Im vergangenen Jahr hat das Legal Team eine neue Software für Contract-Lifecycle- und Matter-Management eingeführt und begonnen, sie in ihren Basisfunktionalitäten global auszurollen. Dies werden wir aus der Zentrale nun weiterführen und optimieren. Dazu gehört auch, dass wir den Change-Prozess begleiten. Zudem stehen die Themen Legal-Spend- und Vendor-Management, Legal KPI sowie Self-Service auf der Agenda.
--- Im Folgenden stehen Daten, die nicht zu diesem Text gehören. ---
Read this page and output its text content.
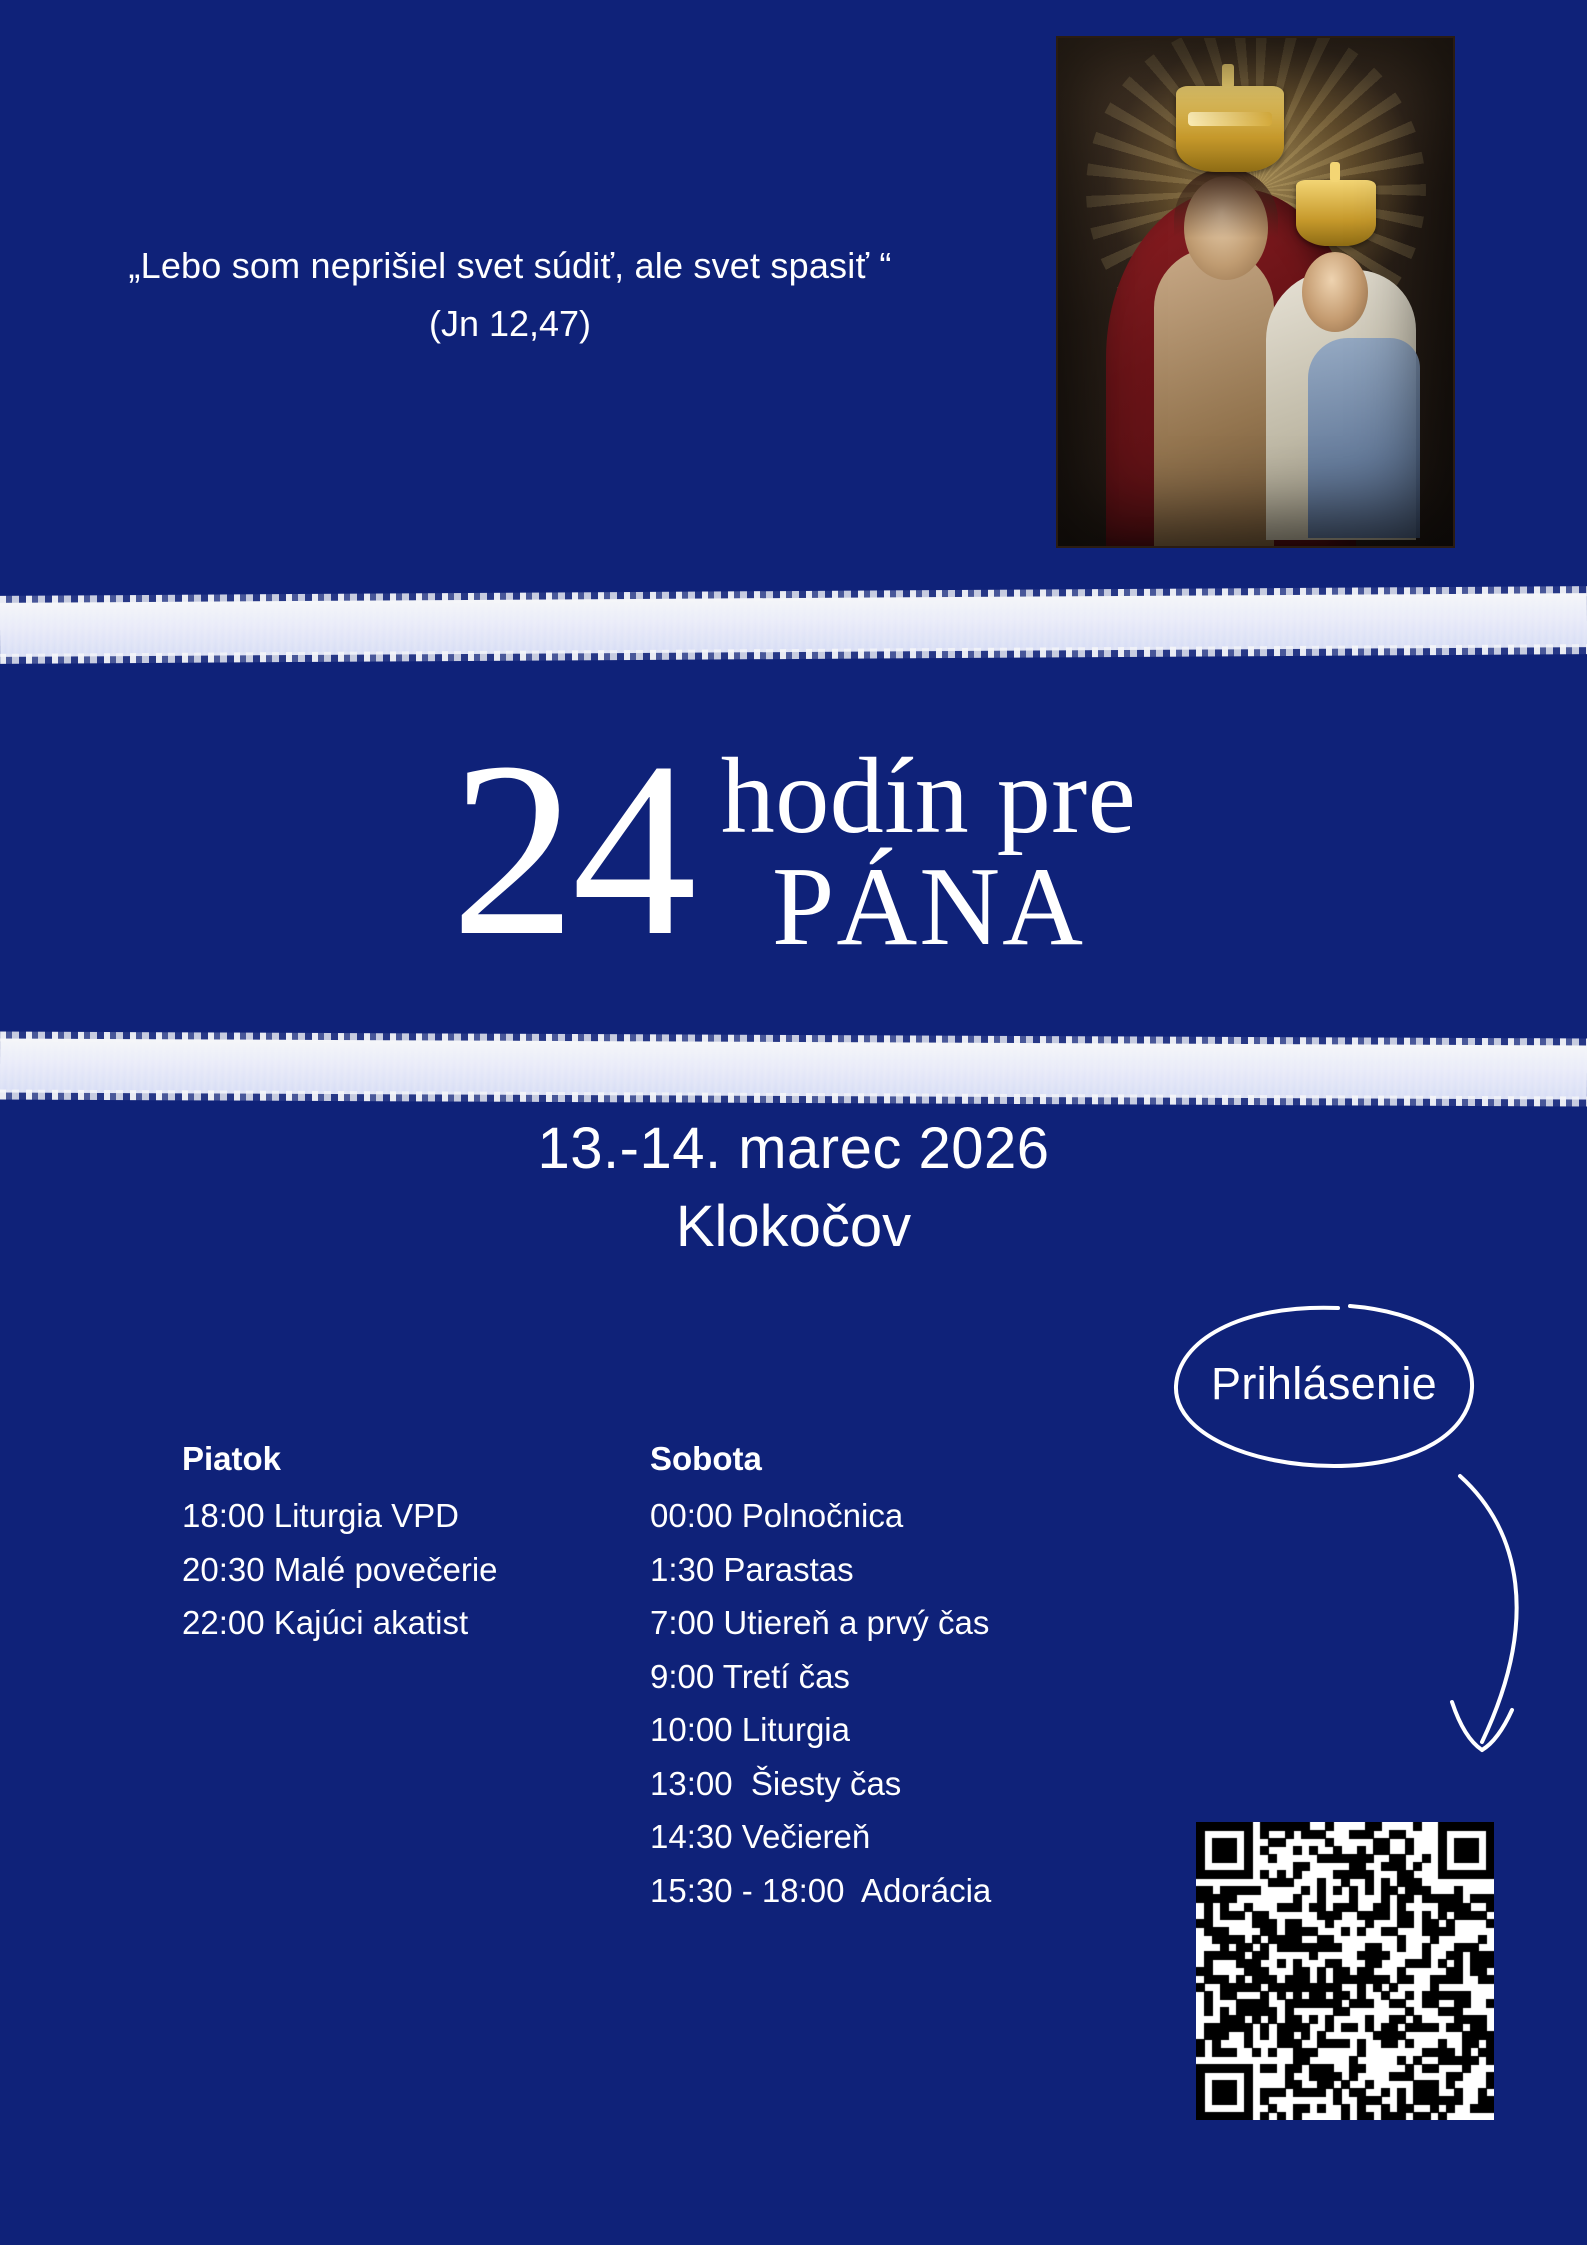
„Lebo som neprišiel svet súdiť, ale svet spasiť “
(Jn 12,47)
24 hodín pre
PÁNA
13.-14. marec 2026
Klokočov
Piatok
18:00 Liturgia VPD
20:30 Malé povečerie
22:00 Kajúci akatist
Sobota
00:00 Polnočnica
1:30 Parastas
7:00 Utiereň a prvý čas
9:00 Tretí čas
10:00 Liturgia
13:00  Šiesty čas
14:30 Večiereň
15:30 - 18:00  Adorácia
Prihlásenie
Parallel beschäftigen wir uns mit den Möglichkeiten des Einsatzes von künstlicher Intelligenz.
Ein volles Programm also. Wie sind Sie personell dafür aufgestellt?
Zum Legal-Ops-Kernteam in Berlin gehören neben mir ein Engineer sowie eine weitere, auf Legal Tech spezialisierte Juristin. Das Team soll auch in naher Zukunft schlank und effizient aufgestellt bleiben. Zusätzlich arbeiten wir eng vernetzt mit sogenannten Legal-Tech-Botschafterinnen und -Botschaftern in den Praxisgruppen der Rechtsabteilung sowie den Regionen zusammen.
Das Konzept der Legal-Tech-Botschafter kennt man bisher nur aus Kanzleien. Was verstehen Sie darunter?
Bei Delivery Hero gibt es weltweit mehr als 20 von ihnen, in Bereichen wie zum Beispiel Arbeitsrecht oder M&A. Sie sorgen für einen regelmäßigen Austausch zwischen den Praxisgruppen und dem Legal-Operations-Team, unter anderem bei monatlichen Roundtables. Zudem unterstützen sie uns beispielsweise bei unseren Projekten, indem sie an Use Cases aktiv mitarbeiten und Wissen in ihr Team tragen. Wichtig ist, dass ihnen für diese Aufgaben ein zeitlicher Freiraum zusätzlich zu ihrer täglichen Arbeit eingeräumt wird. Hinzu kommen regelmäßige Schulungen, zum Beispiel in Formaten wie Innovationsworkshops, aber auch zu technischen Fragen. Up-Skilling, Train-the-Trainer-Programme und Vernetzung treiben wir gerade stark voran, um sie zu echten Innovationsexpertinnen und -experten zu machen. Hybride Legal-Operations-Teamstrukturen mit Durchschlagskraft sowie einer zentralen Strategie sind das Ziel. Ein großes Legal-Operations-Team als Silo ist daher nicht vorgesehen und passt auch nicht zu unserer Kultur.
Wer unterstützt Sie bei den anderen Legal-Operations-spezifischen Aufgaben wie Projektmanagement und Co?
Auch dafür setzen wir bewusst auf einen vernetzten Ansatz, bei dem mein Team und ich auf Kapazitäten aus dem operativen Geschäft zurückgreifen können. Beispielsweise unterstützt uns unsere Chief of Staff at the GC Office in Hinblick auf die Koordination von einzelnen unserer globalen Change-Maßnahmen. Im Projektmanagement erhalten wir Unterstützung durch tolle Assistenzen, ein PMO-Team oder auch von Stakeholdern anderer Fachabteilungen, die inhaltlich an Themen mitarbeiten. Dasselbe gilt in puncto Technologie: Anstatt neue Legal-Tech-Software einzukaufen, greifen wir zunehmend auf vorhandene Enterprise-Lösungen wie SAP, Jira, SmartSheet und Co zurück und machen sie uns für die Bedürfnisse der Rechtsabteilung zunutze. Meine Prognose ist, dass in Zukunft auch in anderen Unternehmen der Trend immer mehr in diese Richtung gehen wird.